Dans une interview, Gabriel García Márquez rappelait qu’il avait toujours voulu écrire un livre dans lequel tout se passerait comme une histoire qui pourrait en contenir tant d’autres et révéler ainsi nos propres entrailles. Il imaginait alors un récit se déroulant dans une maison, comme l’hyperbole quotidienne d’une histoire oubliée, condamnée à une infinie répétition cyclique. Des années plus tard, cette maison recevra le nom de Macondo1, et donnera naissance à un fantastique recueil de nos contradictions les plus humaines.
S’inspirant des guerres civiles du XIXe siècle et de l’intensification de la violence bipartisane (entre libéraux et conservateurs) après l’assassinat de Jorge Elicer Gaitán (1948), García Márquez dépeignit l’épuisement sans fin d’une violence qui résistait à mourir, ne connaissant rien d’autre qu’elle-même. Après tous les efforts déployés pour apaiser les passions et promouvoir une réconciliation attendue, un nouveau soulèvement était annoncé. « Dix jours après qu’un communiqué commun entre le gouvernement et l’opposition ait annoncé la fin de la guerre, le premier soulèvement armé du colonel Aureliano Buendía avait lieu à la frontière ouest. Leurs forces armées rares et mal équipées ont été dispersées en moins d’une semaine. Néanmoins, au cours de cette année-là, alors que libéraux et conservateurs tentaient de faire croire au pays la réconciliation, il tenta sept autres soulèvements ». (García Márquez, Cent ans de solitude, 1967, p 61).
Il y avait toujours une marge de manœuvre qui déclenchait de nouvelles luttes, une pulsion latente, comme les allumettes et la poudre à canon. Macondo maintenait les conditions précises pour entretenir le brasier. Après trente-deux guerres civiles (toutes perdues) et après avoir vu mourir dix-sept de ses aînés, Aureliano Buendía, fatigué et battu, comprit finalement « qu’il était plus facile de commencer une guerre que d’y mettre fin » (García Márquez, 1967, p. 71). C’est ainsi que García Márquez a reconstitué, à travers Cent Ans de Solitude, l’échec de la mise en œuvre de la « paix négociée » entre le général Gustavo Rojas Pinilla et les guérillas libérales, sous le commandement de Guadalupe Salcedo (1953).

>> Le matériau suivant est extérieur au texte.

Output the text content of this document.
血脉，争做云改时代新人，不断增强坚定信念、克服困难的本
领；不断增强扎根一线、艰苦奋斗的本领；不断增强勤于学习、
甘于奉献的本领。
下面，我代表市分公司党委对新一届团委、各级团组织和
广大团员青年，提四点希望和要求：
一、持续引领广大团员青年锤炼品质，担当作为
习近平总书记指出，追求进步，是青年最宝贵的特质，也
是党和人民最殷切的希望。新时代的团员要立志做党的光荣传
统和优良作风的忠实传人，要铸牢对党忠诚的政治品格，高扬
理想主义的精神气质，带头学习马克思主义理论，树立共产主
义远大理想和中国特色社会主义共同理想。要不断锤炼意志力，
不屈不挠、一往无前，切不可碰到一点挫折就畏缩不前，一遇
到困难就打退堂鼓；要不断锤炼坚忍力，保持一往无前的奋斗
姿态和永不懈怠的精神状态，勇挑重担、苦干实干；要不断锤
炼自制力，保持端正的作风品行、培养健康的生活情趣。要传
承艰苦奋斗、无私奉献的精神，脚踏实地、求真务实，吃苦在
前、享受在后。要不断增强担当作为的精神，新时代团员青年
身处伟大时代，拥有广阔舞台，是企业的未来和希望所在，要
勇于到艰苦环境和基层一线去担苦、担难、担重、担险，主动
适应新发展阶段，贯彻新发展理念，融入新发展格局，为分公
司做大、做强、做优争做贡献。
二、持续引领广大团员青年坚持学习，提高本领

Après l’amnistie, de nombreux dissidents ont été assassinés, dont Guadalupe lui-même, ce qui a miné la stabilité des accords et créé les conditions de la transformation des guérillas libérales et la mise en place du conflit armé colombien.
Dans cette reconstitution fictive de l’histoire, on a pu entrevoir le souci qu’avait García Márquez de révéler la logique explicative de la reproduction de la violence en Colombie, marquée par un cadre d’effervescence sociale d’échelle continentale, qui a creusé de fait un fossé entre deux mondes opposés. D’un côté, le Cuba de la Première déclaration de La Havane signée le 20 septembre 1960, qui incarnait la possibilité d’atteindre, par la volonté populaire, la « terre promise », enfin palpable depuis les Caraïbes, et reproductible sur tout le continent. De l’autre, l’Alliance pour le progrès, une tentative des États-Unis d’étouffer l’exemple du processus révolutionnaire et de réaffirmer le contrôle de son « arrière-cour » ; toujours, le progrès pour la lutte contre le retard de développement.
Certains partis communistes latino-américains ont opté pour la voie armée, comme au Venezuela et au Guatemala, tandis que d’autres ont maintenu la lutte par le processus électoral, comme au Chili ou en Argentine. Le Parti communiste colombien (PCC) a opté pour un modèle qui combine les deux, recherchant des actions militaires qui favorisaient la dynamique politique entreprise dans le domaine social.
Bien que la combinaison de toutes les formes de lutte ait été établie par le PCC en 1964, les FARC2 ont été officiellement fondées en 1966. García Márquez a écrit Cent Ans de Solitude dans une sorte d’interrègne gramscien de violence, où la guerre bipartisane résistait à la mort et où la lutte des classes tardait à naître. Il semblait enquêter sur les « négociations ratées » de cette « paix frustrée » de 1953 et sur l’apparition de nouveaux symptômes morbides, comme un signe sans équivoque d’une nouvelle mutation de la violence politique.
Aujourd’hui, la Colombie fait à nouveau face à ces apories. Des mesures historiques ont été prises à la fin du conflit armé pour promouvoir des espaces de démocratisation et pour rendre possible la participation (même infime) de nouveaux acteurs dans les institutions. Toutefois, leur non mise en œuvre et l’absence (croissante) de caractère social de l’État, non seulement font persister les causes sous-jacentes du conflit armé, mais créent également un vide de l’autorité territoriale à la fois de l’État et de la guérilla : ce n’est pas la paix qui s’installe, mais le redéploiement des divers acteurs armés. Comme le serpent, la violence fait sa mue et renouvelle ses écailles.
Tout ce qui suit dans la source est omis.